Clients regularly confuse what is considered “marital property” as opposed to “non-marital” property. I receive questions along the lines of, “my husband gave me that necklace for our anniversary so that’s non-marital property, right ?” or “I purchased furniture after we separated, so that’s my non-marital property, right?” To both questions, my answer is “no”.
Marital property is defined as “property, however titled, acquired by 1 or both parties during the marriage.” Thus, gifts from one spouse to another (like my client’s necklace) are marital property. Likewise, the parties’ separation does not sever one’s acquisition of “marital property” under Maryland law. So, property acquired after separation (like my client’s post-separation furniture purchases) is still “marital property”. Even though some items of property may be titled in one party’s name or the other, does not make that property his/her “non-marital property.” In fact, under Maryland law, only 4 categories of property are considered “non-marital property”:
- Property acquired before the marriage;
- Property acquired by 1 party by inheritance or gift from a third party;
- Property excluded by valid agreement (e.g. under a prenuptial agreement); or
- Property directly traceable to any of these 3 sources. That means if you purchased something with your earnings during the marriage, even though the other party did not contribute to the purchase, it is marital property.

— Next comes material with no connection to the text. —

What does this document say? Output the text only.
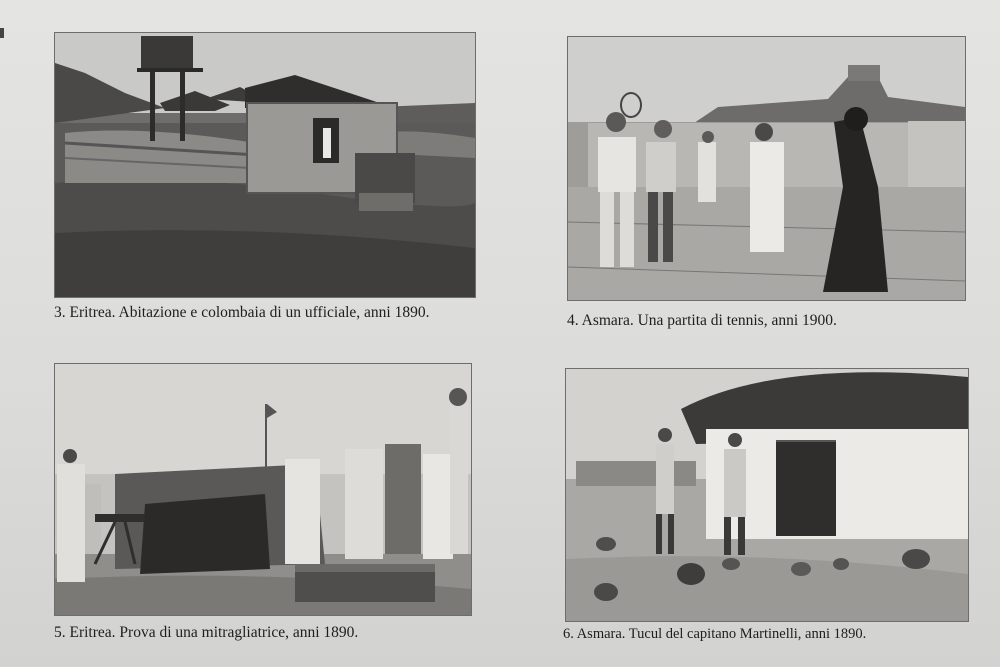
3. Eritrea. Abitazione e colombaia di un ufficiale, anni 1890.	4. Asmara. Una partita di tennis, anni 1900.
5. Eritrea. Prova di una mitragliatrice, anni 1890.	6. Asmara. Tucul del capitano Martinelli, anni 1890.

Identifying marital versus non-marital property becomes difficult when “non-marital property” is commingled (or mixed) with “marital property”. Can you trace your property back? Can you prove that you owned the property prior to the marriage or that the property was acquired through an inheritance or gift from a third party solely to you? During the course of a marriage, when 2 people are married, they are likely not contemplating a future divorce, so over the years documentation evidencing his/her acquisition of non-marital property tends to disappear. If your non-marital property is deposited into a marital account or a joint account, you risk losing the trace of that property or having your spouse argue that the property is marital. A skilled attorney, and potentially a forensic expert, may assist you in figuring out what is marital versus non-marital property.